History of Maggots in Medicine

From: web.stanford.edu


In 1840, Hope came up with the term myiasis to distinguish the human disease caused by dipterous larvae. However, German entomologist Fritz Konrad Ernst Zumpt (1908-1985) is perhaps the name most closely associated with discovery of myiasis (for better or worse). Zumpt worked primarily in Africa and published several articles and a book on myiasis, called “Myiasis in man and animals in the Old World” in 1965. Of course, as many different kinds of flies are associated with myiasis, discovery of these many species were by various other etymologists (and unfortunate myiasis victims!).

Maggots have been used in medicine since before Zumpt’s time. While maggots may have been used in medicine by Mayan Indians and aboriginal tribes of Australia, the first documented uses of maggots were in Napoleon’s armies where surgeons noticed wounded soldiers with blowfly infestations survived better than those without. In 1829, Napoleon’s surgeon general, Baron Dominique Larrey, described observations that some flies destroyed dead tissue and aided wound healing.

American Civil War Army surgeons deliberately used blowfly maggots, placing the maggots into wounds to aid healing. The maggots would clean away decayed tissue and may also have aided in reducing the bacterial activity and incidence of secondary infection.

Continuing in this theme, blowfly maggots were commonly used in World War I to debride deep wounds. This use of blowfly maggots was subsequently continued in civilian practice. Since 1929, flies have also been used to treat chronic osteomyelitis (notably, it was Dr. William S. Baer who first did so. He had been in WWI and saw a patient therapy with maggots quite by accident- when a soldier left on the field returned much less ill than one would have expected given his injury. Once his clothes were removed, Dr. Baer saw that “thousands and thousands of maggots filled the entire wounded area.” Recent evidence points to Procteus mirabilis (which can be found in maggot salivary glands) may produce substances that kill pathogenic bacteria and promote wound healing.
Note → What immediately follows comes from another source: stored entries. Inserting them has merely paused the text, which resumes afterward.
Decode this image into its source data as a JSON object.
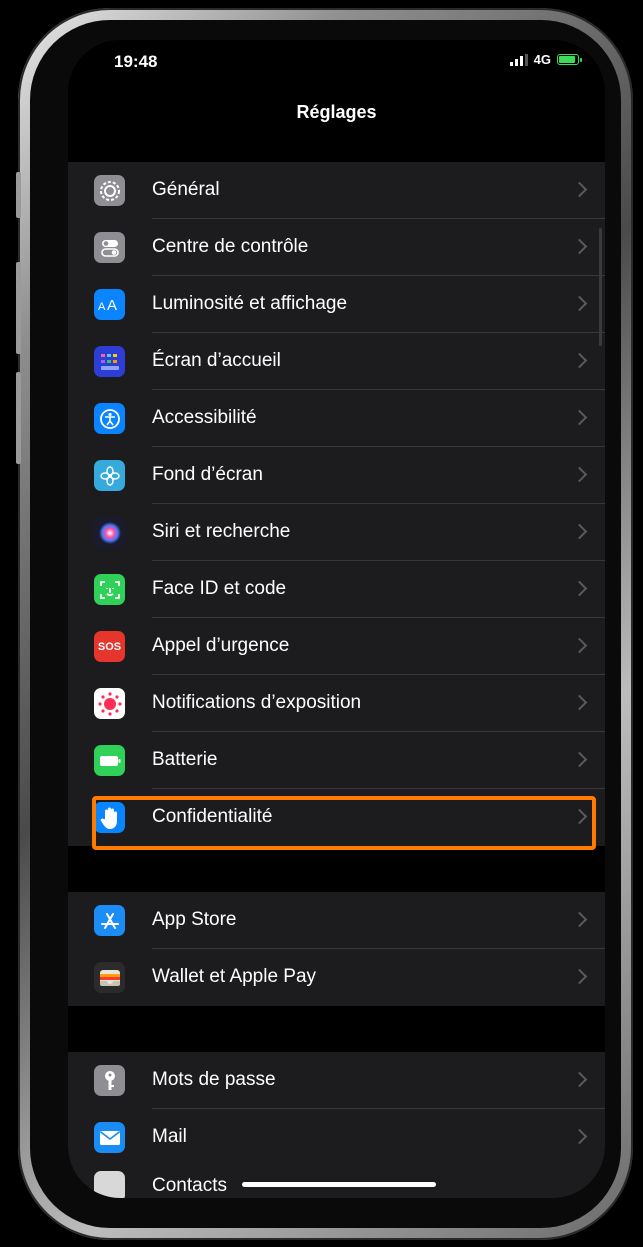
{
  "status_bar": {
    "time": "19:48",
    "network": "4G"
  },
  "nav": {
    "title": "Réglages"
  },
  "groups": [
    {
      "items": [
        {
          "label": "Général",
          "icon": "gear-icon",
          "color": "#8e8e93"
        },
        {
          "label": "Centre de contrôle",
          "icon": "toggles-icon",
          "color": "#8e8e93"
        },
        {
          "label": "Luminosité et affichage",
          "icon": "text-size-icon",
          "color": "#0a84ff"
        },
        {
          "label": "Écran d’accueil",
          "icon": "home-grid-icon",
          "color": "#2c3ed6"
        },
        {
          "label": "Accessibilité",
          "icon": "accessibility-icon",
          "color": "#0a84ff"
        },
        {
          "label": "Fond d’écran",
          "icon": "flower-icon",
          "color": "#36aadc"
        },
        {
          "label": "Siri et recherche",
          "icon": "siri-icon",
          "color": "#1b1b2e"
        },
        {
          "label": "Face ID et code",
          "icon": "face-id-icon",
          "color": "#30d158"
        },
        {
          "label": "Appel d’urgence",
          "icon": "sos-icon",
          "color": "#e5352d",
          "icon_text": "SOS"
        },
        {
          "label": "Notifications d’exposition",
          "icon": "exposure-icon",
          "color": "#ffffff"
        },
        {
          "label": "Batterie",
          "icon": "battery-settings-icon",
          "color": "#30d158"
        },
        {
          "label": "Confidentialité",
          "icon": "hand-icon",
          "color": "#0a84ff"
        }
      ]
    },
    {
      "items": [
        {
          "label": "App Store",
          "icon": "app-store-icon",
          "color": "#1c8cf7"
        },
        {
          "label": "Wallet et Apple Pay",
          "icon": "wallet-icon",
          "color": "#2b2b2b"
        }
      ]
    },
    {
      "items": [
        {
          "label": "Mots de passe",
          "icon": "key-icon",
          "color": "#8e8e93"
        },
        {
          "label": "Mail",
          "icon": "mail-icon",
          "color": "#1a8cf5"
        }
      ]
    }
  ],
  "partial_item": {
    "label": "Contacts"
  },
  "colors": {
    "highlight": "#ff7a00",
    "background": "#000000",
    "cell": "#1c1c1e"
  }
}
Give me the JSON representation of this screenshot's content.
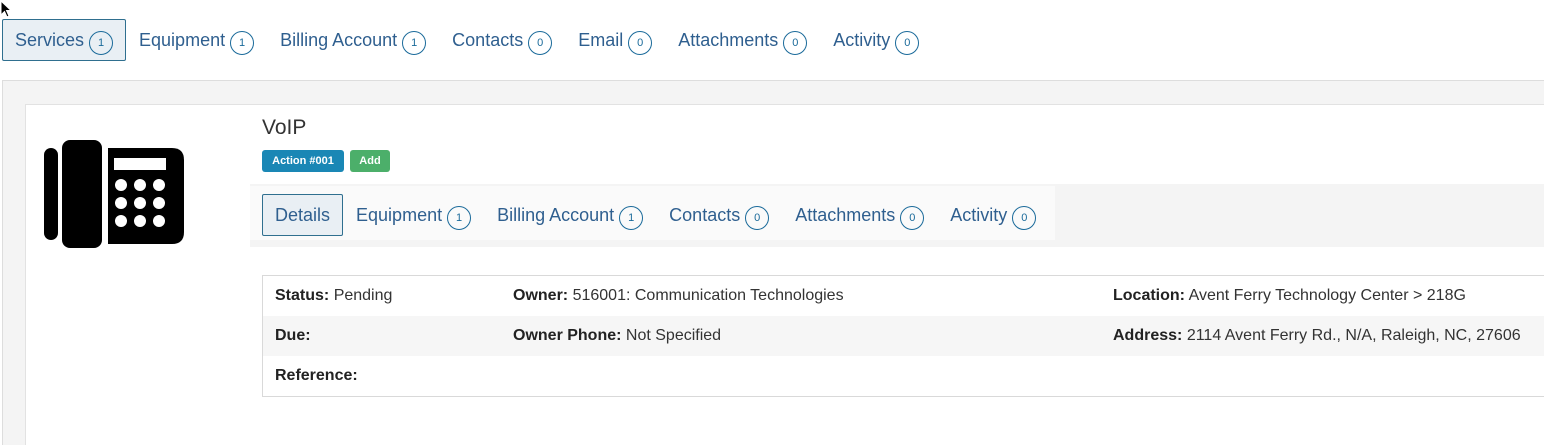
{
  "top_tabs": [
    {
      "label": "Services",
      "count": "1"
    },
    {
      "label": "Equipment",
      "count": "1"
    },
    {
      "label": "Billing Account",
      "count": "1"
    },
    {
      "label": "Contacts",
      "count": "0"
    },
    {
      "label": "Email",
      "count": "0"
    },
    {
      "label": "Attachments",
      "count": "0"
    },
    {
      "label": "Activity",
      "count": "0"
    }
  ],
  "service": {
    "title": "VoIP",
    "icon": "desk-phone-icon",
    "action_label": "Action #001",
    "add_label": "Add"
  },
  "sub_tabs": [
    {
      "label": "Details",
      "count": ""
    },
    {
      "label": "Equipment",
      "count": "1"
    },
    {
      "label": "Billing Account",
      "count": "1"
    },
    {
      "label": "Contacts",
      "count": "0"
    },
    {
      "label": "Attachments",
      "count": "0"
    },
    {
      "label": "Activity",
      "count": "0"
    }
  ],
  "details": {
    "status_label": "Status:",
    "status_value": "Pending",
    "owner_label": "Owner:",
    "owner_value": "516001: Communication Technologies",
    "location_label": "Location:",
    "location_value": "Avent Ferry Technology Center > 218G",
    "due_label": "Due:",
    "due_value": "",
    "owner_phone_label": "Owner Phone:",
    "owner_phone_value": "Not Specified",
    "address_label": "Address:",
    "address_value": "2114 Avent Ferry Rd., N/A, Raleigh, NC, 27606",
    "reference_label": "Reference:",
    "reference_value": ""
  },
  "colors": {
    "link": "#2f5f8f",
    "badge": "#1a6a9a",
    "action_button": "#1a87b5",
    "add_button": "#4caf6a"
  }
}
Only a small number of flies that cause human myiasis are used in medicine. Good medicinal maggot candidates do not consume normal human tissue. Weil et al reported that that larvae of L. sericata starved on clean granulation tissue and suggested that they were, therefore, ideally suited for maggot therapy. Lucilia sericata is the most commonly used species in maggot therapy- this is rather ironic, given Sherman reported Lucilia as the species most highly associated with non-therapeutic wound myiasis in hospitalized patients! It is also a bane to the sheep raising populace, as it affects sheep strongly.
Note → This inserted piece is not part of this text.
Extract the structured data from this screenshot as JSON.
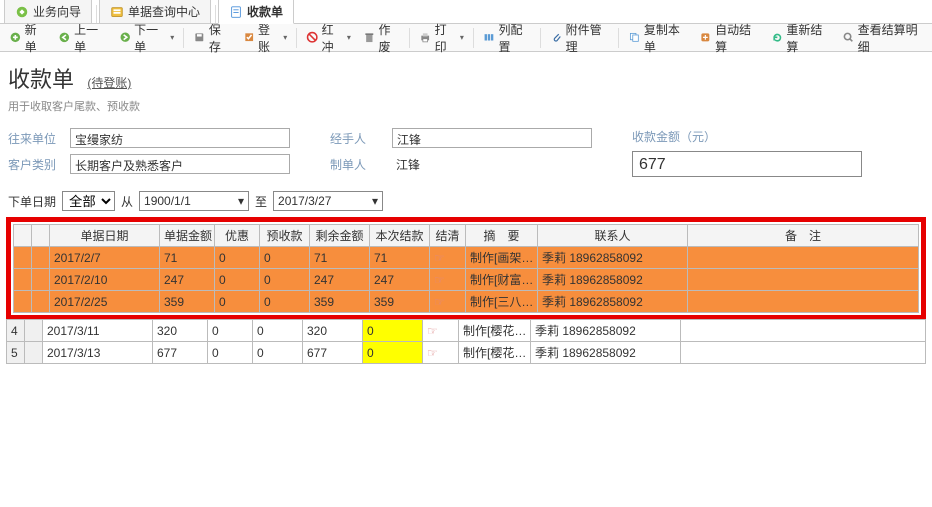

Maggot therapy is used most often with very serious infections, including temporal temporal mastoiditis and perineal gangrene (traditional surgical and antibiotic treatments have been ineffective). Rather than being used as a last resort, maggots are used as “an adjunct to modern medicine.” They are also used with diabetic patients, in treating foot wounds (a complication that sometimes occurs with diabetes).